Anmeldungsdatum: 24.07.2002
Beiträge: 1680
Wohnort oder Region: Pullach i. Isartal

Beitrag Verfasst am: 05.08.2005 16:11 Antworten mit Zitat

Zu den HAWK-Stellungen noch:
joho hat ja noch 2 Stellungen genannt, Giggenhausen und Schweinersdorf. Es gab noch eine 4. Stellung die zu den "Freisingern" (FlaRakBtl 32) gehörte: in Erding auf dem Fliegerhorst.
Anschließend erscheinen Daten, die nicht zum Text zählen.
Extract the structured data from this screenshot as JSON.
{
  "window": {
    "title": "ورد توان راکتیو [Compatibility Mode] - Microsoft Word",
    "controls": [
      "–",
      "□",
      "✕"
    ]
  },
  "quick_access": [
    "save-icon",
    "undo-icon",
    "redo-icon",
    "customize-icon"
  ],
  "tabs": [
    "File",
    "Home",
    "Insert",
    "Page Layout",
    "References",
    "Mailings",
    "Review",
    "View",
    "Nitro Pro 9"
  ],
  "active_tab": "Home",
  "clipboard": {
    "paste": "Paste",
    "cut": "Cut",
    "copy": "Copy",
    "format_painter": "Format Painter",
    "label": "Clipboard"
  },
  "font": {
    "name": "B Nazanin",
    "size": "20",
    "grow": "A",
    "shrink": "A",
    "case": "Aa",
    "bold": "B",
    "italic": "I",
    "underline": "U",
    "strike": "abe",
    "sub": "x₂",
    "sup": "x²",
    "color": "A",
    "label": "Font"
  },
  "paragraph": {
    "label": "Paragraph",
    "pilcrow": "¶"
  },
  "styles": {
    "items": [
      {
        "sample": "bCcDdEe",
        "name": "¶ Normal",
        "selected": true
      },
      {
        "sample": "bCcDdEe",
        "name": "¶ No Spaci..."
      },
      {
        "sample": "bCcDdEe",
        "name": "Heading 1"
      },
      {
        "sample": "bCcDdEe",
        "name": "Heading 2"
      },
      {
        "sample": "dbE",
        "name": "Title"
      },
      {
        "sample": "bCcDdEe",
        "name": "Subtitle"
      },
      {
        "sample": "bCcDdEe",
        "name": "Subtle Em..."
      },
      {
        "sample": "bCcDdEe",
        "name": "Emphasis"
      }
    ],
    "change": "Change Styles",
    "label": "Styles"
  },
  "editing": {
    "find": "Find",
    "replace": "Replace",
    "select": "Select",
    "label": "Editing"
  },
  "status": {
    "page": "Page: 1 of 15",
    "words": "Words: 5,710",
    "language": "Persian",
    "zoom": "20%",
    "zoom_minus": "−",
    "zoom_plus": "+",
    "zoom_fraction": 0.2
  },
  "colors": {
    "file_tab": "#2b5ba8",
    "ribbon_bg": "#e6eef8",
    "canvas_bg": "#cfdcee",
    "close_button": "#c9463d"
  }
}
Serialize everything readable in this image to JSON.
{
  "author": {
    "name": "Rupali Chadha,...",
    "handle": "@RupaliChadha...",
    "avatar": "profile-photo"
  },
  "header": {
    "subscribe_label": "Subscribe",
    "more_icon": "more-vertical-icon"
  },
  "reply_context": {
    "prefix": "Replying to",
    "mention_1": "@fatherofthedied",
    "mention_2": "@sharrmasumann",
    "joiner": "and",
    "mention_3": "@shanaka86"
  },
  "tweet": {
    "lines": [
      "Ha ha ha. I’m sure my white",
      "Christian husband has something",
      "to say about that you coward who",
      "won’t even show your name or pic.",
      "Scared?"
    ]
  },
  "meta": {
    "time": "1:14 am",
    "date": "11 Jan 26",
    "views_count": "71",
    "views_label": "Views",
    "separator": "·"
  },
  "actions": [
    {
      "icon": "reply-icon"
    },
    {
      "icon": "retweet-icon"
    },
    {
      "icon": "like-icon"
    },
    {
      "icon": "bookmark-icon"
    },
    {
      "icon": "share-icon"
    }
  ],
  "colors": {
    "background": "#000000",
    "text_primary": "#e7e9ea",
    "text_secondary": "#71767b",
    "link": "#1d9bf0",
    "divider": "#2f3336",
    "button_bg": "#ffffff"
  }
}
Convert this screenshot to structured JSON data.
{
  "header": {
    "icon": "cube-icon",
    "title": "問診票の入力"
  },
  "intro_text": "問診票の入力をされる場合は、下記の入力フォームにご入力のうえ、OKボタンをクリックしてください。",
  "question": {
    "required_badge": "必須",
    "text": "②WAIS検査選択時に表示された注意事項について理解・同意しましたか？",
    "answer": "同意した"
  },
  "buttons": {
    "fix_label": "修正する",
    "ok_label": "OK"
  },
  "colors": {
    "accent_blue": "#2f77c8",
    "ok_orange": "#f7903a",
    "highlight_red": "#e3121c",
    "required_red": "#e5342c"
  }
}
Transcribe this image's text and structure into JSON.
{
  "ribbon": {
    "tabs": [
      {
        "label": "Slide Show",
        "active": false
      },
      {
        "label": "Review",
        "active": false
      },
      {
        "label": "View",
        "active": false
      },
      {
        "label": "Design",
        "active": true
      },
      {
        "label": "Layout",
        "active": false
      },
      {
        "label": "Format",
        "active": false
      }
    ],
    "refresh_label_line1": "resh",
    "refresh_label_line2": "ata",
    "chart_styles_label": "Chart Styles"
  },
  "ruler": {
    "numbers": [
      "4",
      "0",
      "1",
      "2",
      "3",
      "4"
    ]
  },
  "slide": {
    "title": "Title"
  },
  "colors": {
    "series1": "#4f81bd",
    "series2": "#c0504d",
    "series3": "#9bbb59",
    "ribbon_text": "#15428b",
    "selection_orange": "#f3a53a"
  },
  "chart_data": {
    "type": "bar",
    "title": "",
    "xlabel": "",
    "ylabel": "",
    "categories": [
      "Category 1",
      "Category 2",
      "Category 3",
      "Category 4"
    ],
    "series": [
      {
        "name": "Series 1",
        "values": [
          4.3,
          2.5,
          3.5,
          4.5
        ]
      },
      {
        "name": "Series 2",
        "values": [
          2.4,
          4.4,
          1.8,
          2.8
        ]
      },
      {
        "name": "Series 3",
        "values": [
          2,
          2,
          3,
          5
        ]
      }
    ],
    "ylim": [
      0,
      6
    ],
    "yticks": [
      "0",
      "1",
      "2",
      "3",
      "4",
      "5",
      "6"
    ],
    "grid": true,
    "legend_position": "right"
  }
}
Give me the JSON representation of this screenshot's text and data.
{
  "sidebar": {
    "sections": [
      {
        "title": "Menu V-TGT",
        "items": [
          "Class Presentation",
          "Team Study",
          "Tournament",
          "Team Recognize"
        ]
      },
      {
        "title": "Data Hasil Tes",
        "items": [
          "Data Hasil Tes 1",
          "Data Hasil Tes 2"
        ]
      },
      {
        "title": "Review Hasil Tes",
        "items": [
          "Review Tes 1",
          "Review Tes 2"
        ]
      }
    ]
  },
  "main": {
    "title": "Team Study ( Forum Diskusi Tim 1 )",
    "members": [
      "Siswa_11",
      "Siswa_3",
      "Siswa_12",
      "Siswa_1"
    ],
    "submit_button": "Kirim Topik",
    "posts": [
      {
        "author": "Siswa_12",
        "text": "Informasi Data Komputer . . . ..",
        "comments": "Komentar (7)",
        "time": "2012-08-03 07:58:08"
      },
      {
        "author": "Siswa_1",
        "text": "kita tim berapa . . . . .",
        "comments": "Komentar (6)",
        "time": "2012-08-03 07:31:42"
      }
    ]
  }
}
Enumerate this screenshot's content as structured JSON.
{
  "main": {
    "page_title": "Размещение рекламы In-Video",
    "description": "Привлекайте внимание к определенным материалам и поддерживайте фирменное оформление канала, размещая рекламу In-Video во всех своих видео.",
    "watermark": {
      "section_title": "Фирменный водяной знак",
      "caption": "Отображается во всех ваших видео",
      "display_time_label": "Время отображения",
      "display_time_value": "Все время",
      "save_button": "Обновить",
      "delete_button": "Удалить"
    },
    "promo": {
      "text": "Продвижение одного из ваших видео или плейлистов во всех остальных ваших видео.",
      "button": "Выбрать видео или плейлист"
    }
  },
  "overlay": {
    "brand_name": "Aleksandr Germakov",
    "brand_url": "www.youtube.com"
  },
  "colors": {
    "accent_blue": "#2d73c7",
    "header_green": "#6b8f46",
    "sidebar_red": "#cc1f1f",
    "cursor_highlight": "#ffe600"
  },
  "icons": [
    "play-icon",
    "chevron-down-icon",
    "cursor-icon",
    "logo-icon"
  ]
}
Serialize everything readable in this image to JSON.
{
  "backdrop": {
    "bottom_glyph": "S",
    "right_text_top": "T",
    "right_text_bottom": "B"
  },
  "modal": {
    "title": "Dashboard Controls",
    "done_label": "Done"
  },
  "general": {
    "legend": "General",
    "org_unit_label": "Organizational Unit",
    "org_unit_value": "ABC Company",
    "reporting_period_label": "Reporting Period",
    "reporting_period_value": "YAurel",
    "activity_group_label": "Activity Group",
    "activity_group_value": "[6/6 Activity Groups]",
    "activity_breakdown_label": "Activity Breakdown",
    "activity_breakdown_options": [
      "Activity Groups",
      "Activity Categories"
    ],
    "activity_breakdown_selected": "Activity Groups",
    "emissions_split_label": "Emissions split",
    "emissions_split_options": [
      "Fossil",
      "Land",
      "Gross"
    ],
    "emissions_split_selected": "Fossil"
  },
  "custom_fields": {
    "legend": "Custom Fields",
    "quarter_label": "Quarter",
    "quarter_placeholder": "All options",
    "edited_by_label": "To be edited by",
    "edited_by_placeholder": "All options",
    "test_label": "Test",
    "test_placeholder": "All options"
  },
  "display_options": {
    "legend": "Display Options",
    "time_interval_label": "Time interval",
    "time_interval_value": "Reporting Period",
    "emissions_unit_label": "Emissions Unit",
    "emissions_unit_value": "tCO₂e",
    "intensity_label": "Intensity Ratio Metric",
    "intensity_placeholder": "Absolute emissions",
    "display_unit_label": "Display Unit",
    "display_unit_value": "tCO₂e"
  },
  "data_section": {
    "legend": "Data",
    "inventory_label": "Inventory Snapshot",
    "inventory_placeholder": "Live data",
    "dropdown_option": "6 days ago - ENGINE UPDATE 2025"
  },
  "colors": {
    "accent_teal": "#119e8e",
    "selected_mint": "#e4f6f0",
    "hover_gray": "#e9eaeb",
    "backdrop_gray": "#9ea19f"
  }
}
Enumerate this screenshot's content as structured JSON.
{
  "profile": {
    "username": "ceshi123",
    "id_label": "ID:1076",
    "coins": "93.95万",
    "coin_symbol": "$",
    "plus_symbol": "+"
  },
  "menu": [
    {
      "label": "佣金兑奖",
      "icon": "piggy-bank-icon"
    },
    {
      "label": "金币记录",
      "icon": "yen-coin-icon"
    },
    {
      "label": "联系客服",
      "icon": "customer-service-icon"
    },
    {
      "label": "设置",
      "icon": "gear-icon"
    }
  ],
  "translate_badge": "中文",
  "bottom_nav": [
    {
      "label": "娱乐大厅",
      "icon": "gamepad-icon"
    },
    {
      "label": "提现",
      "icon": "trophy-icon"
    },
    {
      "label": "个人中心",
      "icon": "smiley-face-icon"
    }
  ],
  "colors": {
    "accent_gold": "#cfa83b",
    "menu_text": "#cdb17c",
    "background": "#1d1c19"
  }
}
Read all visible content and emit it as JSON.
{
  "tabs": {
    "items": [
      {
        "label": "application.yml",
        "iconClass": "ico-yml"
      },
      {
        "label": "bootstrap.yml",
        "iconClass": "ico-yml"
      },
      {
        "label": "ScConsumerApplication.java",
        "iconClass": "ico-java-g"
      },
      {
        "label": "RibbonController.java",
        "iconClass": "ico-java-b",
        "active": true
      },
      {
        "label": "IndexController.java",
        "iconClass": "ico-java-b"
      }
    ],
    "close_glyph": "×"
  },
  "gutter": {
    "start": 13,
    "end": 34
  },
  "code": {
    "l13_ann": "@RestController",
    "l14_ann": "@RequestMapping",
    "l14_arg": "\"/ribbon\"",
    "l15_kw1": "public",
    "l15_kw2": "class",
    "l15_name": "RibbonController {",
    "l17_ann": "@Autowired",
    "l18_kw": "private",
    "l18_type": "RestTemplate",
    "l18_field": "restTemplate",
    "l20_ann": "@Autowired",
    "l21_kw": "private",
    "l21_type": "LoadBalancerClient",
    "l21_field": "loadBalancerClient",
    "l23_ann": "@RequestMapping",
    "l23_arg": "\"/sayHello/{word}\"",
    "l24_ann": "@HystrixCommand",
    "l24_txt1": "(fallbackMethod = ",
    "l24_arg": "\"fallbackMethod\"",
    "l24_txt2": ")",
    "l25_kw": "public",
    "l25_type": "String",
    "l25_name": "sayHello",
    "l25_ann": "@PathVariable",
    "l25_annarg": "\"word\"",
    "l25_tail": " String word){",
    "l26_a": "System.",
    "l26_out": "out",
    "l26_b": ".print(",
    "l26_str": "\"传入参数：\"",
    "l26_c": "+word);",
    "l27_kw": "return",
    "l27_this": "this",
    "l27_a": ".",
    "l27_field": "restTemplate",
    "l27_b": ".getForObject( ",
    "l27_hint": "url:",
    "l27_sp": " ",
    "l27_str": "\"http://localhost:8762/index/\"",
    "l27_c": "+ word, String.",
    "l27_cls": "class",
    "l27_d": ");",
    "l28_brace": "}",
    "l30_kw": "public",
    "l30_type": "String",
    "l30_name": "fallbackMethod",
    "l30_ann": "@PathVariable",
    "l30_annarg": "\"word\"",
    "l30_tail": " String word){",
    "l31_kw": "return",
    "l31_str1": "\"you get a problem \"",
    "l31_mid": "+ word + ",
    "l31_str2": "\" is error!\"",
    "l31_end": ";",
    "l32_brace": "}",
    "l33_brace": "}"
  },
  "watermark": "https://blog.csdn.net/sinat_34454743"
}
Das "Freisinger Btl" wurde ja ca. 1993 außer Dienst gestellt und die Stellungen Giggenhausen und Erding kamen zum FlaRakBtl 33 (Lenggries) als 5. und 6. Batterie und die Stellungen Haindlfing und Schweinersdorf zum FlaRakBtl 34 (Rottenburg/Laaber) ebenfalls als 5. und 6. Batterie bzw.als Staffel (der Begriff Batterie wurde in Staffel umgesetzt).
Bis zur Außerdienststellung des FlaRakBtl 32 war das Btl in der General-von-Stein-Kaserne, Die Radarführung, damals noch das II./FmRgt 31, war in der Vimy-Kaserne.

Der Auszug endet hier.